No despacho, o MP diz querer ouvir ainda 37 testemunhas, entre as quais o inspetor da Unidade Nacional de Contraterrorismo da Polícia Judiciária portuguesa, Pedro Varanda, do assaltante sobrevivente Bruno Afonso, conhecido como ‘Lucas’ e do ex-presidente da Assembleia Nacional, Delfim Neves. Este inicialmente constituído arguido viu o seu processo arquivado pelo Ministério Público, por insuficiência de provas. O despacho agora deduzido encerra assim a instrução do processo relativo ao assalto ao Quartel do Morro.
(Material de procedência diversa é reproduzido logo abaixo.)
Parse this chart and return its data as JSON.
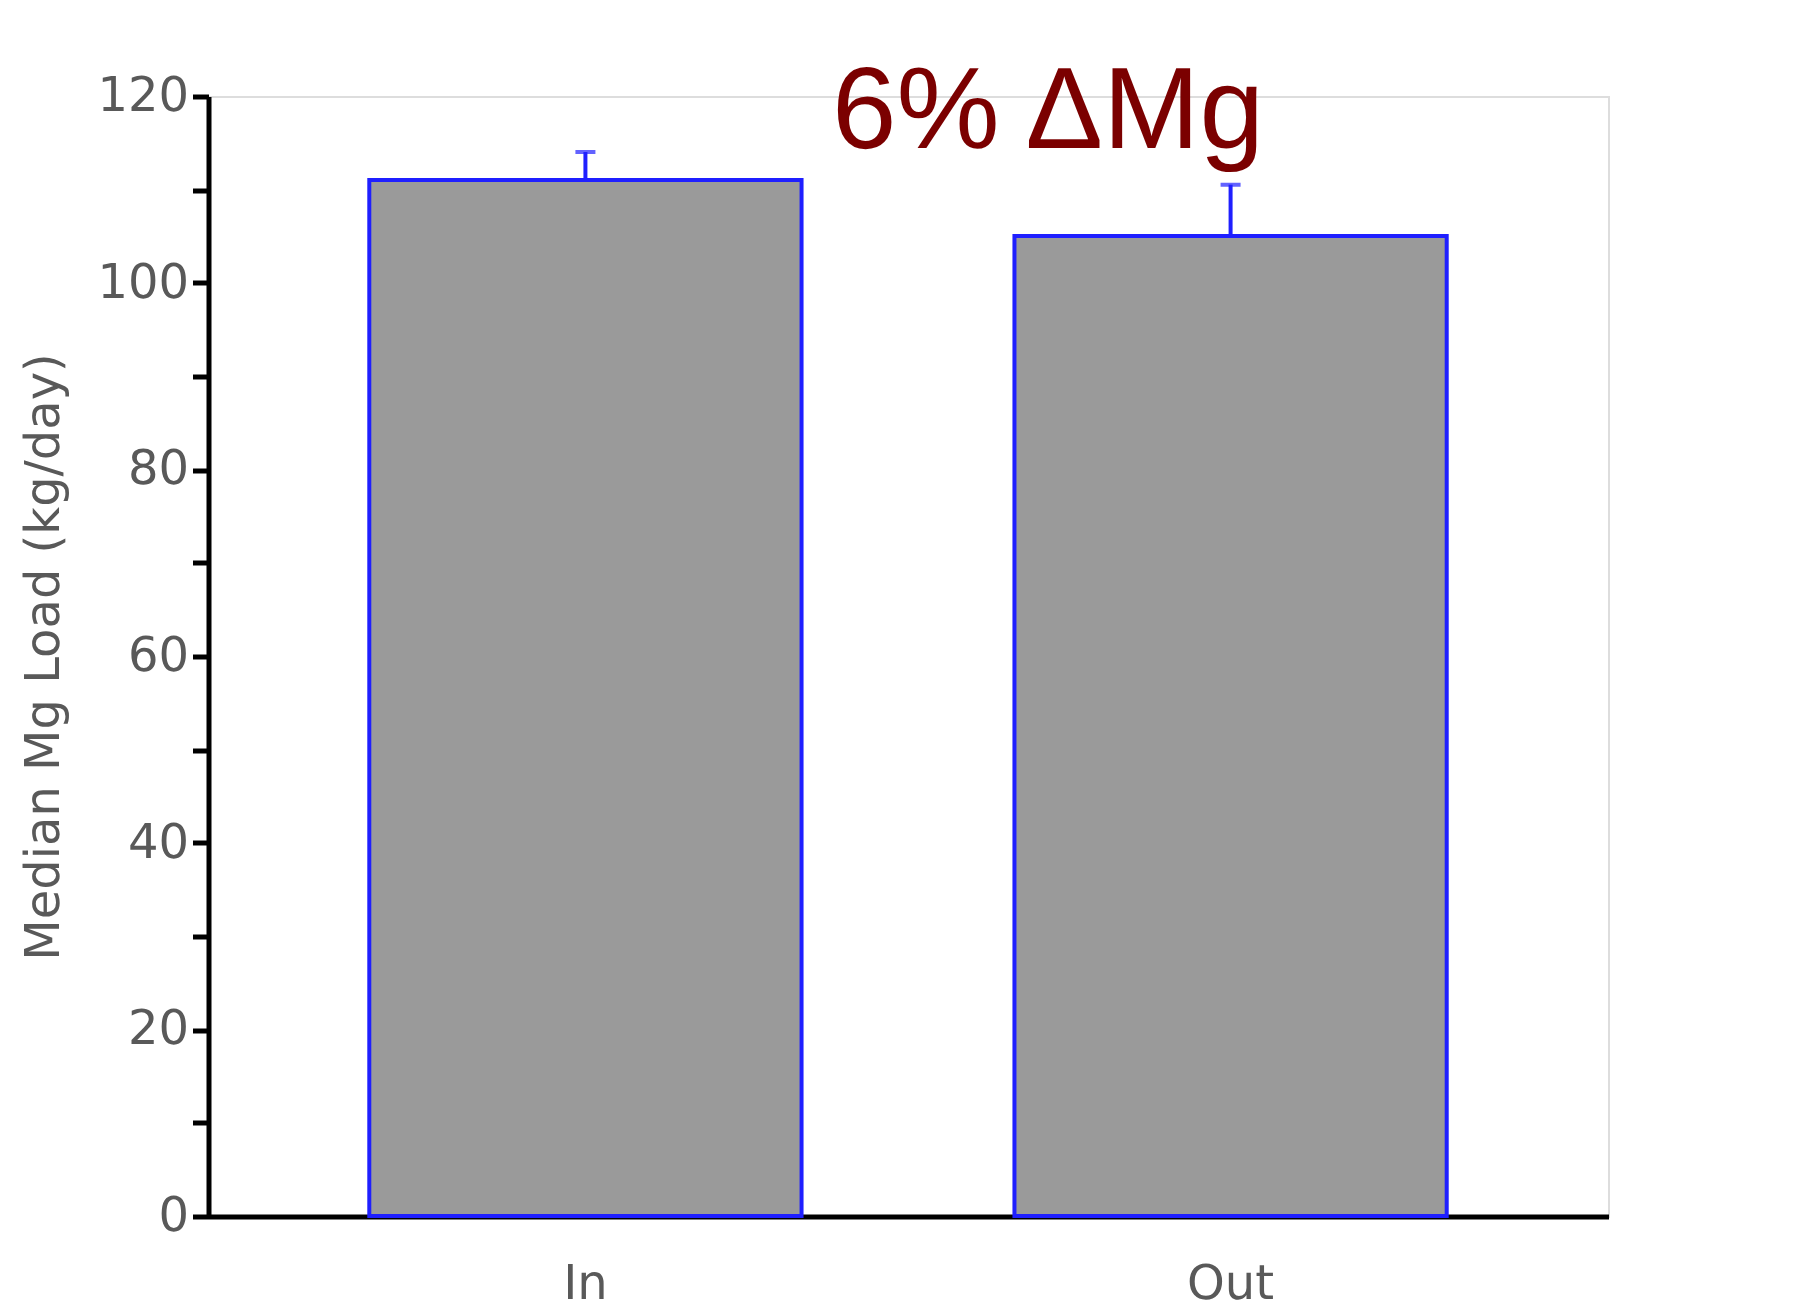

As investigações contaram com o apoio de Portugal, a pedido das autoridades santomenses, que prestou apoio e capacitação técnica e de elementos da Polícia Judiciária, que integraram uma equipa mista juntamente com inspetores são-tomense.
Reações
Entretanto, as Forças Armadas de São Tomé e Príncipe (FASTP) não concordam com “determinados procedimentos e medidas adotadas pelo Ministério Público e o Tribunal durante a instrução do processo”.
Em Nota de Imprensa, o Chefe de Estado Maior das Força Armadas (CEMF) considera que nota de acusação do MP revela-se “ambígua e sem precisão jurídica” relativamente à tipificação criminal a cada um dos arguidos neles implicados.
“As FASTP farão a sua defesa técnica no processo com base na lei e nada mais”, sublinha João Pedro Cravid. E alerta: “Tendo em conta a forma como o processo vem se desenrolando, as FASTP apelam às autoridades judiciais que, nas fases subsequentes do processo, dite a justiça com verdade e precisão, sem ambiguidade”.
A Nota do CEMFA recorda que “a presunção de inocência é um princípio constitucionalmente salvaguardado”, pelo que as FASTP, tranquilamente continuará a seguir o processo, (…) augurando que “as entidades judicias igualmente procedam sempre, nos termos legais, sem pressão” (…).
A presunção de inocência foi também evocada pelo primeiro-ministro. Patrice Trovoada apelou a todos para “aguardar com calma, sem de novo entrar num ciclo de politizações e de aproveitamentos”.
As expectativas estão nos julgamentos relacionados com o alegado assalto ao Quartel do Morro e a tortura e assassinatos de quatro cidadãos e que ainda não têm data. Espera-se que o contraditório na próxima fase do processo clarifique as lacunas existentes nos despachos de acusação e como manifestou o presidente do MLSTP/PSD, Jorge Bom Jesus, permita identificar os “verdadeiros mandantes” do que a maior parte das forças da oposição qualifica de “inventona” e o seu trágico desfecho.